Wednesday, September 14, 2011

Government brings ‘Supplementary budget’ bypassing Parliament

No government can bring policy — that can have extra budgetary implications — escaping the Parliament.
However, the government brought a 12-point Immediate Relief Package-2068 on September 9 that has programmes that will add financial liabilities of over Rs 10 billion to the government.
“The Relief Package announced by the Prime Minister Dr Baburam Bhattarai last week has budgetary implications as it has added liabilities to the government," former finance minister and Constituent Assembly (CA) member Dr Ram Sharan Mahat told The Himalayan Times today.
Any programmes that will add financial liabilities to the government has to go through the Parliament as it needs Parliament's sanction, he added.
The government has promised to provide 60 per cent subsidy on interest rates on the loan of Rs 200,000 for Self-Employment programme.
Though Self Employment programme that has targeted to create employment for 50,000 persons has raised hopes of the unemployed, it has also brought complications too. The government will have extra burden of Rs 10 billion and there is no resources to support it which will create financial imbalance.

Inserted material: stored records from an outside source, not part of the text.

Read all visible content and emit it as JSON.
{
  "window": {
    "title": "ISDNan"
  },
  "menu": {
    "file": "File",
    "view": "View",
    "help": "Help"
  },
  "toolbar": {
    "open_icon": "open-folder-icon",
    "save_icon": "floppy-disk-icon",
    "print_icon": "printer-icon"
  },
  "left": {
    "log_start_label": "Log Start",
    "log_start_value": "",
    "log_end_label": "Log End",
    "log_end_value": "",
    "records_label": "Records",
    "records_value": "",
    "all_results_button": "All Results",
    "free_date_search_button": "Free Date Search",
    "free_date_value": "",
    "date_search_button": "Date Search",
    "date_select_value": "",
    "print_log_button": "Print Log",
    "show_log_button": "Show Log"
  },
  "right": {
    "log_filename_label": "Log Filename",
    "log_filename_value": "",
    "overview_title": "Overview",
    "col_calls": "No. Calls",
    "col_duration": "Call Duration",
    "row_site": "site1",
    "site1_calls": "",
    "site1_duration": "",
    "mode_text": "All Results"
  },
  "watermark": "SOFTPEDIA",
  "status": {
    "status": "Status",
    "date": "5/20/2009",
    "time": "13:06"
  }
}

The relief package that was announced escaping the Parliament will create financial anarchy, according to economist Dr Chiranjivi Nepal. The financial institutions could find themselves at the receiving end as loans without collateral at subsidised interest rate without proper loan recovery mechanism could hurt their financial health.
There is also chances of resources misuse at the cost of development expenses, he suspected, adding that government's increase expenses will hit the development activities hurting the capital formation.
"The package also seems to be like Supplementary budget, though it has been named Relief Package," he said, adding that to escape the Parliament that is still discussing the budget, the government termed it as Relief package.
The relief package includes guaranteeing the transitional management, good-governance and corruption control, subsidy in price and easy supply of goods, security provision, and reforms in public service delivery. It has also included banking service, microfinance and taxpayer service, agriculture and rural service, load shedding, drinking water and infrastructure, employment and labour relations, Karnali region and remote areas, social security and development.